Purpose: To review the mechanisms of action, expected efficacy and side effects of strategies to control hyperkalemia in acutely ill patients.
Methods: We searched MEDLINE and EMBASE for relevant papers published in English between Jan 1, 1938, and July 1, 2018, in accordance with the PRISMA Statement using the following terms: "hyperkalemia," "intensive care," "acute kidney injury," "acute kidney failure," "hyperkalemia treatment," "renal replacement therapy," "dialysis," "sodium bicarbonate," "emergency," "acute." Reports from within the past 10 years were selected preferentially, together with highly relevant older publications.

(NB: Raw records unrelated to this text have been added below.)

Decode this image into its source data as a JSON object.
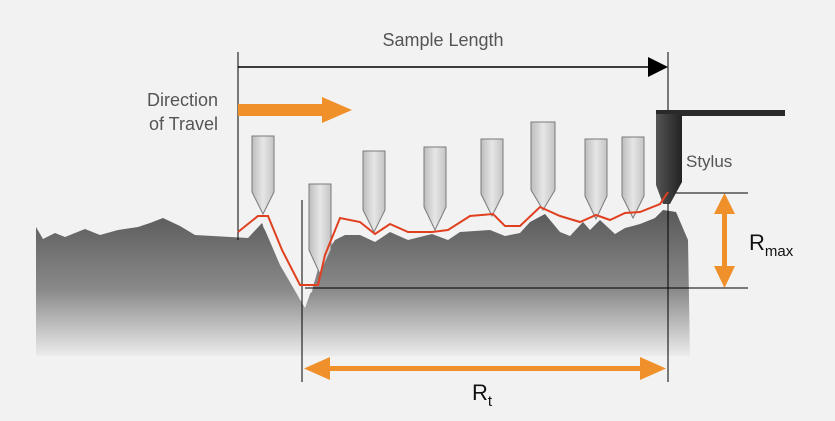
{
  "labels": {
    "sample_length": "Sample Length",
    "direction_line1": "Direction",
    "direction_line2": "of Travel",
    "stylus": "Stylus",
    "rmax_main": "R",
    "rmax_sub": "max",
    "rt_main": "R",
    "rt_sub": "t"
  },
  "colors": {
    "background": "#f2f2f2",
    "arrow": "#f0902a",
    "trace": "#e04020",
    "surface_top": "#595959",
    "surface_bottom": "#e8e8e8",
    "stylus_body": "#d8d8d8",
    "stylus_holder": "#2a2a2a"
  }
}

Results: Hyperkalemia is a potentially life-threatening electrolyte abnormality and may cause cardiac electrophysiological disturbances in the acutely ill patient. Frequently used therapies for hyperkalemia may, however, also be associated with morbidity. Therapeutics may include the simultaneous administration of insulin and glucose (associated with frequent dysglycemic complications), β-2 agonists (associated with potential cardiac ischemia and arrhythmias), hypertonic sodium bicarbonate infusion in the acidotic patient (representing a large hypertonic sodium load) and renal replacement therapy (effective but invasive). Potassium-lowering drugs can cause rapid decrease in serum potassium level leading to cardiac hyperexcitability and rhythm disorders.
Conclusions: Treatment of hyperkalemia should not only focus on the ability of specific therapies to lower serum potassium level but also on their potential side effects. Tailoring treatment to the patient condition and situation may limit the risks.
Keywords: Acute kidney injury; Emergency; Hyperkalemia; Intensive care; Renal replacement therapy.
Conflict of interest statement
Dr. Dépret has nothing to disclose. Dr. Peacock reports grants and personal fees from Astra Zeneca, grants and personal fees from Relypsa, outside the submitted work. Dr. Liu reports grants from NIH: National Heart, Lung and Blood Institute, grants from NIH: National Institute of Diabetes and Digestive and Kidney Disease, personal fees from Achaogen, personal fees from Durect, personal fees from Z S Pharma, personal fees from Theravance, personal fees from Quark, personal fees from Potrero Med, other from Amgen, grants from American Society of Nephrology, grants from National Kidney Foundation, grants from National Policy Forum on Critical Care and Acute Renal Failure, personal fees from Baxter, outside the submitted work. Dr. Rafique reports personal fees and other from AstraZeneca, grants and personal fees from Vifor, outside the submitted work. Dr. Rossignol reports personal fees from French National Research Agency Fighting Heart Failure (ANR-15-RHU-0004), personal fees from French PIA project «Lorraine Université d’Excellence» GEENAGE (ANR-15-IDEX-04-LUE) programs, outside the submitted work. Dr. Legrand reports grants from French ministry of health, grants and nonfinancial support from Sphingotec, personal fees from Fresenius, personal fees from Baxter-Hospal, and personal fees from Novartis, outside the submitted work.